Tuesday, June 1, 2010

Selling in the Post-GFC world: Phasing

Continuing the theme of what works in post-GFC selling, another pattern has emerged in my research and discussions. For the time being, let’s call this theme Phasing. Like other themes I’ve discussed, Phasing is not really a new concept. Nor was it unsuccessful or useless before the GFC. What we’re seeing is simply an acceleration or an amplification of an existing trend.

I had a very compelling and inspiring discussion the other day with two colleagues in the sales effectiveness field, Tamera Lloyd and Mark Lloyd at Candescent Consulting. Tamera reinforced the Phasing theme as we talked about the challenge of growing business in difficult times: Phasing, or down-scaling, is an approach that has been a successful strategy for both Candescent and their clients.
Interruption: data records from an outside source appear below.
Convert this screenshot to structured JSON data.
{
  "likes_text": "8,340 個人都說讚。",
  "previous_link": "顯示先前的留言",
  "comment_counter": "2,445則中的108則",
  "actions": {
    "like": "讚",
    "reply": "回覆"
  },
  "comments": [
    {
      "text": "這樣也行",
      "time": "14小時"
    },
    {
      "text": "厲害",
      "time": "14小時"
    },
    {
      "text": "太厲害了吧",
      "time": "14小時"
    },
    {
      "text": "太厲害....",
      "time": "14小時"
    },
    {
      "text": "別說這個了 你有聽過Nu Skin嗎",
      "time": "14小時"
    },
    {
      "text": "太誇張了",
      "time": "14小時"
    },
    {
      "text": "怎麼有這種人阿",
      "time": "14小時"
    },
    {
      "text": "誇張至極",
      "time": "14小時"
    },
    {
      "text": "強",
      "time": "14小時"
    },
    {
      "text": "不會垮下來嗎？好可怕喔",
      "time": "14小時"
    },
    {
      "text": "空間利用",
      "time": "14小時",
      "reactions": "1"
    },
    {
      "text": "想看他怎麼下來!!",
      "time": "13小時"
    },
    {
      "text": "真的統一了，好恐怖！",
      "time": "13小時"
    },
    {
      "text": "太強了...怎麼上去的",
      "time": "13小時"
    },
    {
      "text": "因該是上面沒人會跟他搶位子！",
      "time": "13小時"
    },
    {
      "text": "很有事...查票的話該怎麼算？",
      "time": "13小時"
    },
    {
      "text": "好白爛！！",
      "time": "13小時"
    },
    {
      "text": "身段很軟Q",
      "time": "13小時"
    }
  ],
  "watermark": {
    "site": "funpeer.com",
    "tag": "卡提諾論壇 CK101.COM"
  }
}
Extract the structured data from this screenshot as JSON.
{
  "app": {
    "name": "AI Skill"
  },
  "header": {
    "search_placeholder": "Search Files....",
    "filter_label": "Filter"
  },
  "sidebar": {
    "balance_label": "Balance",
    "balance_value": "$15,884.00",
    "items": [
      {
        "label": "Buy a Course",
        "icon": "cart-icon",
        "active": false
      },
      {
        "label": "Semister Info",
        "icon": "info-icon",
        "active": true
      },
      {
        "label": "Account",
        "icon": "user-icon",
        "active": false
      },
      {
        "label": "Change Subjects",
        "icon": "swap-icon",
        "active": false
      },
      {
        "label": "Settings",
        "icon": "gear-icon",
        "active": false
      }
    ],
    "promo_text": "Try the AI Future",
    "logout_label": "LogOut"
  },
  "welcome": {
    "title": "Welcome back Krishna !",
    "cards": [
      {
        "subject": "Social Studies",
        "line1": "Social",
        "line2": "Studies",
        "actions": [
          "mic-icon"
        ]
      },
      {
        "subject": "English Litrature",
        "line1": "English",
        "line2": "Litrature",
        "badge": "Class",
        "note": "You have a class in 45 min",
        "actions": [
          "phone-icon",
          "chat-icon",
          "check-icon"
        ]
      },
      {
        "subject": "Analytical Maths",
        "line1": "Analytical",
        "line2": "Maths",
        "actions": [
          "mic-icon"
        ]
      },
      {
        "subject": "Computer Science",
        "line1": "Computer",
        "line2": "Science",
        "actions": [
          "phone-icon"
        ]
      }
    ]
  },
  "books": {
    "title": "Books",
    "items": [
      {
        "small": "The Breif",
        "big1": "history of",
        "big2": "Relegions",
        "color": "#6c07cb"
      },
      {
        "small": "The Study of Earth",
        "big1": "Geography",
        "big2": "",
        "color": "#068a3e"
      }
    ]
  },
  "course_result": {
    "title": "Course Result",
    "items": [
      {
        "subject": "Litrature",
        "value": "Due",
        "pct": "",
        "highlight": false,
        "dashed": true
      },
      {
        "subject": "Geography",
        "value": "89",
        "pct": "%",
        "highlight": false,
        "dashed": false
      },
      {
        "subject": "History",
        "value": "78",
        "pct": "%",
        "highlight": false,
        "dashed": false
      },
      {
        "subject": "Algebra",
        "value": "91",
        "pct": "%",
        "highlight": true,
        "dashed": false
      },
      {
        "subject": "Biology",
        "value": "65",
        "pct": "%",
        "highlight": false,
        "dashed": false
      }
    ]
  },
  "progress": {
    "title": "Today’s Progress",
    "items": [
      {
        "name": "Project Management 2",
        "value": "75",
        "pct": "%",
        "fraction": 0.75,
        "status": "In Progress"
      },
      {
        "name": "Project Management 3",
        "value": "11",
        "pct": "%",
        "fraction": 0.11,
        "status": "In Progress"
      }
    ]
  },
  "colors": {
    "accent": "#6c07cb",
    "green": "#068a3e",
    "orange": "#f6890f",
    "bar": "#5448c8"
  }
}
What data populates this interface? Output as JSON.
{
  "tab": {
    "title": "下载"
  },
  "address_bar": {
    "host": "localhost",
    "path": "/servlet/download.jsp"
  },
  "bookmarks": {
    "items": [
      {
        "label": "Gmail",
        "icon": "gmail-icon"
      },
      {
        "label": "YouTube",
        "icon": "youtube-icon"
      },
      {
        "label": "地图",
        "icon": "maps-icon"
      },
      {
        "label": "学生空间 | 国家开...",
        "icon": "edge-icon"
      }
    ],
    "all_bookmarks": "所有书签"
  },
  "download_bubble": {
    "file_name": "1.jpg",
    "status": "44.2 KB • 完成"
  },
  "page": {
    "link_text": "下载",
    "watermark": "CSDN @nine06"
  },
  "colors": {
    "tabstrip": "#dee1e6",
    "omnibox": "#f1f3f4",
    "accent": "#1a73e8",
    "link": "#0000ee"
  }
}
As I’ve mentioned earlier, there is immense pressure on budgets, and even projects that seem to have merit and impact get knocked back simply because of a lack of funds. One approach to combat this is to outline the programme or investment, and to also demonstrate how it can be phased in over time. The first phase might be a relatively lower investment, obviously with lower impact, with future phases implemented when budget is available, e.g. in future financial periods. Hopefully, financial periods where budget is available .

This Phasing approach can be a very nice way to build intimacy and credibility with the account. The salesperson demonstrates that they can understand the pressure of the current environment, and is working to find a way that will create value for the account.

The Phasing approach is more than just throwing out features, functionality, or components in order to drive the cost down to an acceptable budget level – that’s just dickering. What we’re seeing among successful organisations here is a consultative approach that keeps the overall goals intact, but looks for ways to get there over time. As Tamera phrased it, and I’m paraphrasing here, Phasing allows you to grow the client when we can, and focus on a few key bits for now.

There is an implied collaboration in Phasing, and one that should be leveraged by the salesperson. Defining what are the key pieces of the product or service can and should be a discussion. The sales team can certainly come with some ideas, but the process should be one that engages both sides, allowing for a potentially robust discussion of business drivers and business needs. Engaging with the client also prevent this from becoming just a negotiation; it is a process of searching for the best impact that can be built for the account, given the current constraints.

For sales teams that are seeing pushback around budgets, size of investment, etc, the Phasing approach is an easy one to try out, and an easy one for managers to coach with their salespeople. Suggest another conversation with the account, where the scope of the project is divided into “Now” and “Later”, and potentially you’ll see progress.

Of course, price objections can mean many things, which we can cover later. But ‘in these difficult economic times,’ it’s worth having a go. Sometimes a lack of budget is just a lack of budget.